With this, the Kansas 5150 was another race with less than ideal racing conditions. I should have expected that there would be a chance of tornados when booking my trip to Kansas; however, I did not think the weather would be cold and stormy race morning
The race director decided to cancel the swim because of lightening 30min before the start. The winds were high and the temperature was very low with rain. The triathlon turned into a 40km bike/10km run with a time trial start with each athlete leaving 10 seconds apart. Typically, swimming is a strength so I was at a disadvantage with it being canceled. The only other time I had done a duathlon was at the Rev3 finale last year where I raced poorly and lost my shot at the series win. Since then I have toughened up a bit mentally so I welcomed the change and told myself winning the race would be more of a challenge and a more appreciated victory if I succeeded.
Unfortunately I started in 3rd position out of 16 women at the start. I quickly moved to the front of the race by mile 2 and never looked back. I really had no idea of where I was because I did not know the order the others started in. The course was very hilly, windy, and wet. I did not taper for this race so my legs really were hurting bad and by the time the last 5km came on the run I was really suffering! Somehow it went from 55 degrees to 80 degrees in only an hour’s time. I managed to focus on technique and my breathing taking each mile at a time. I crossed the finish line first but I was not sure that I had won until every female had finished the race. Fortunately, I did win the race and was happy that I was able to overcome the cancellation of the swim, bad conditions, and my fatigued body.

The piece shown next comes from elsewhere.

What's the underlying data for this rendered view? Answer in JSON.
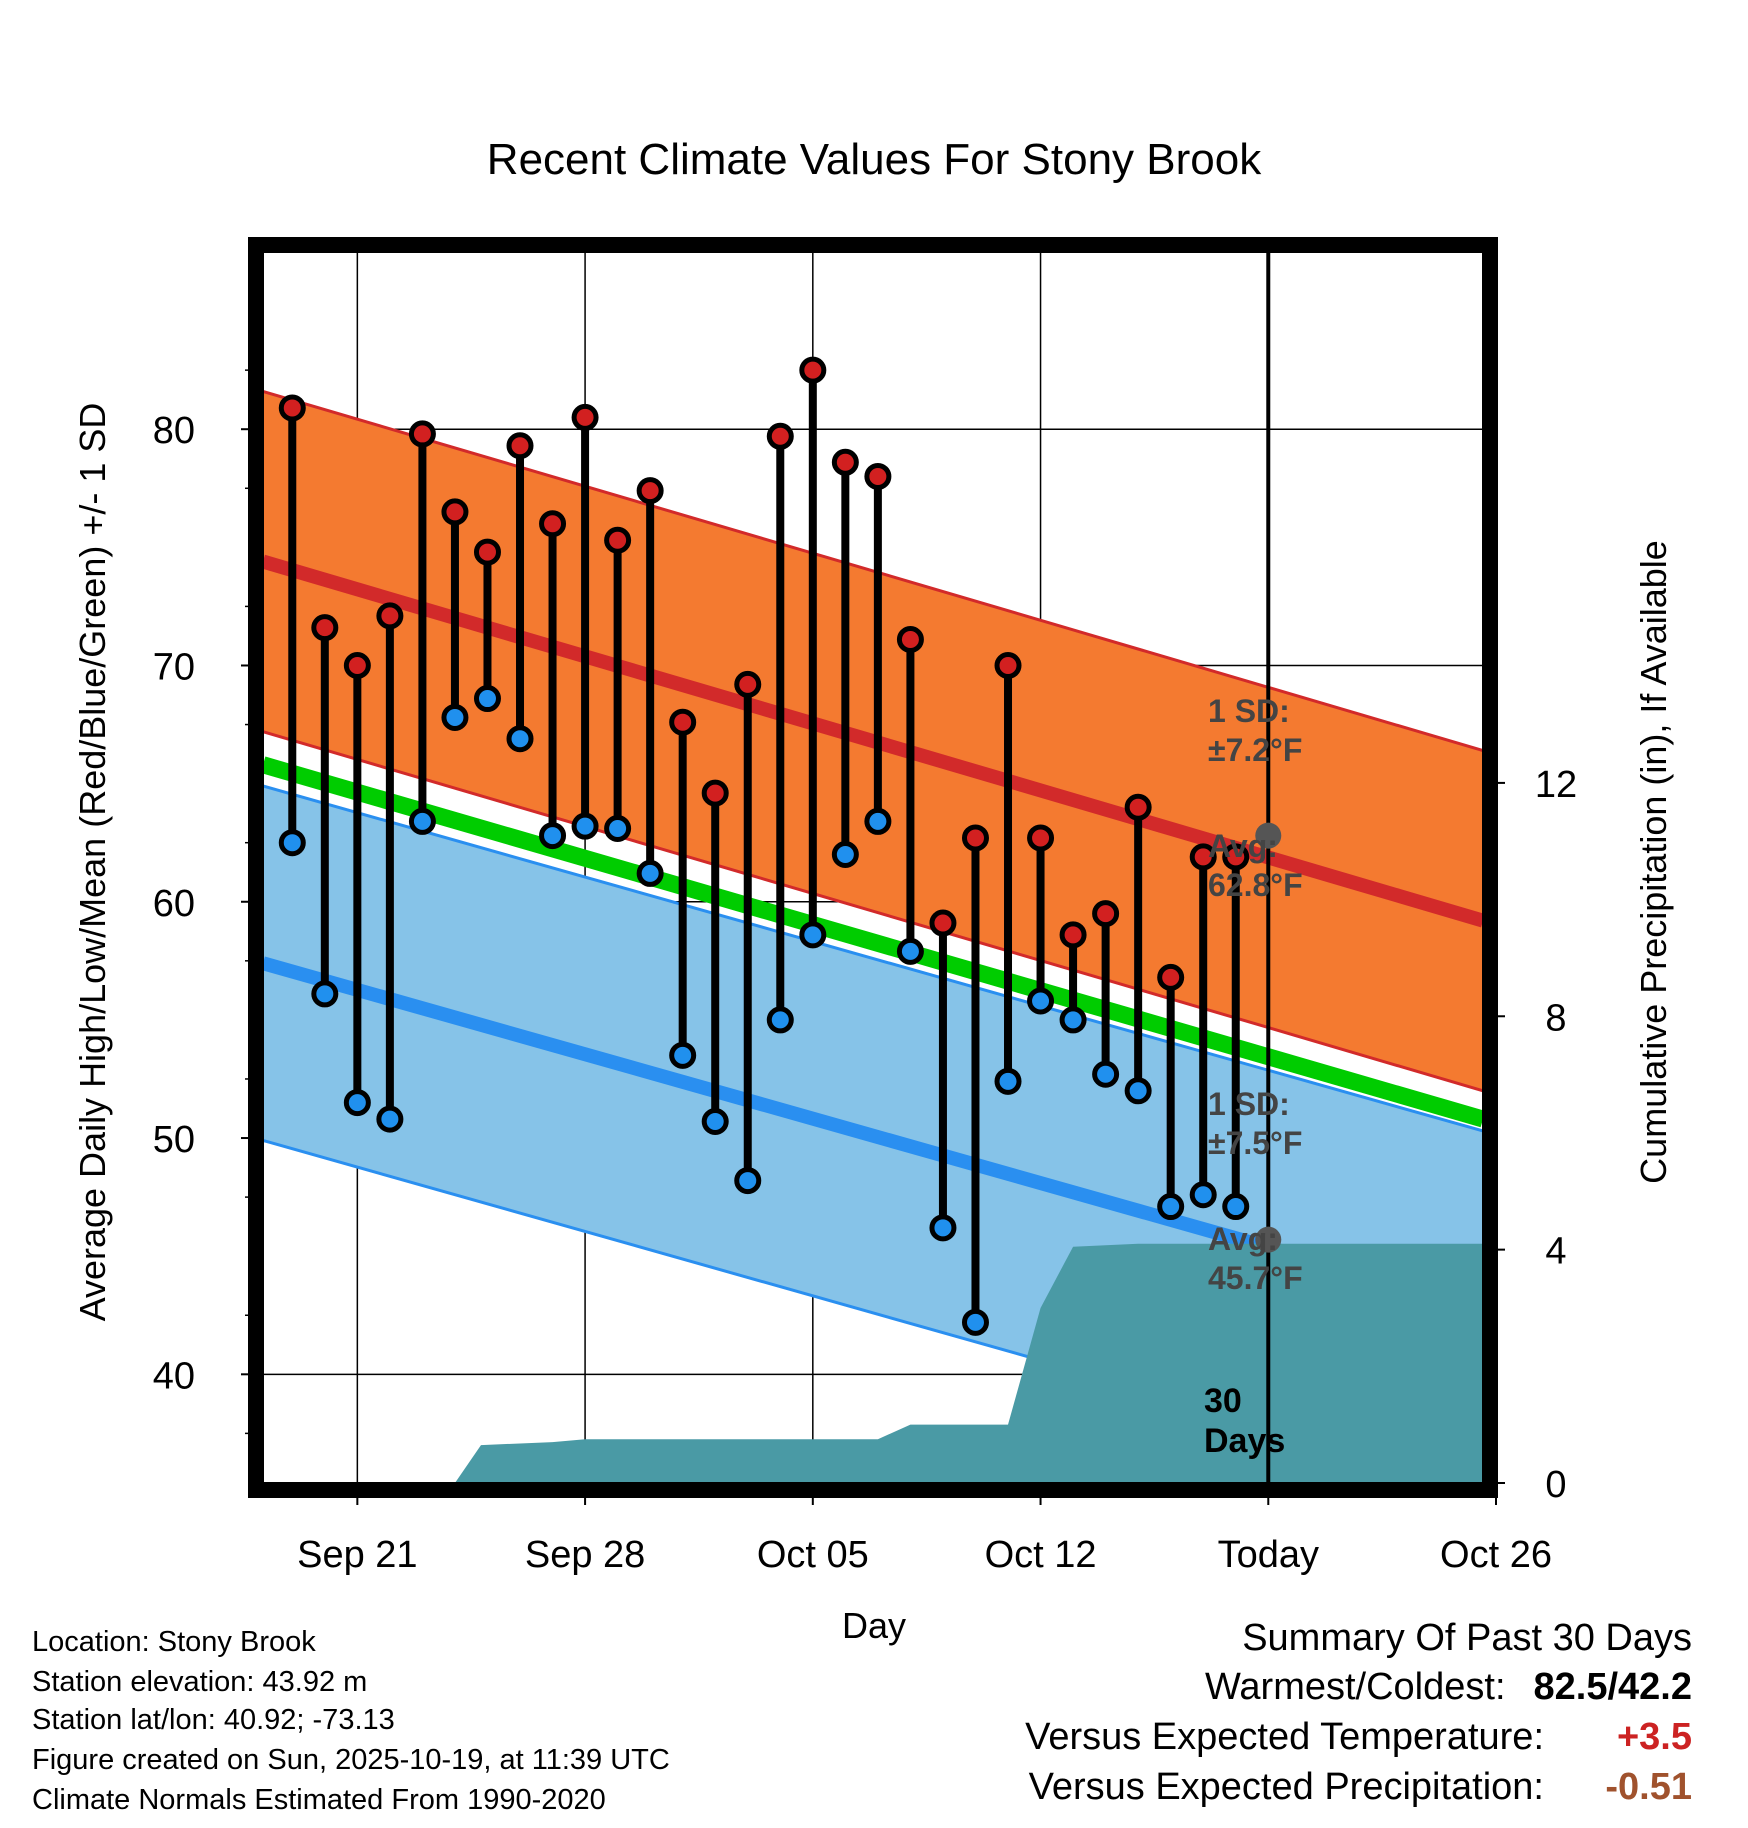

Once again, thank you to my sponsors TYR, First Endurance, 110%, Garmin, Cervelo, ISM, CeramicSpeed, Newton Running and Davis Wheelworks for providing me with the things I need to be successful. Thank you to Cliff English for getting me through the past few weeks and keeping me focused. Thank you to my family for all of the emotional support they provide. Finally, BIG thank you to Jon King who provided me with accomodation over the weekend! My final race of the first half of the season will be the CapTex triathlon on Memorial Day in Austin, TX. I am looking forward to finishing this block of racing off strong and then heading out west for a new chapter of my life! Thanks for all of the support !!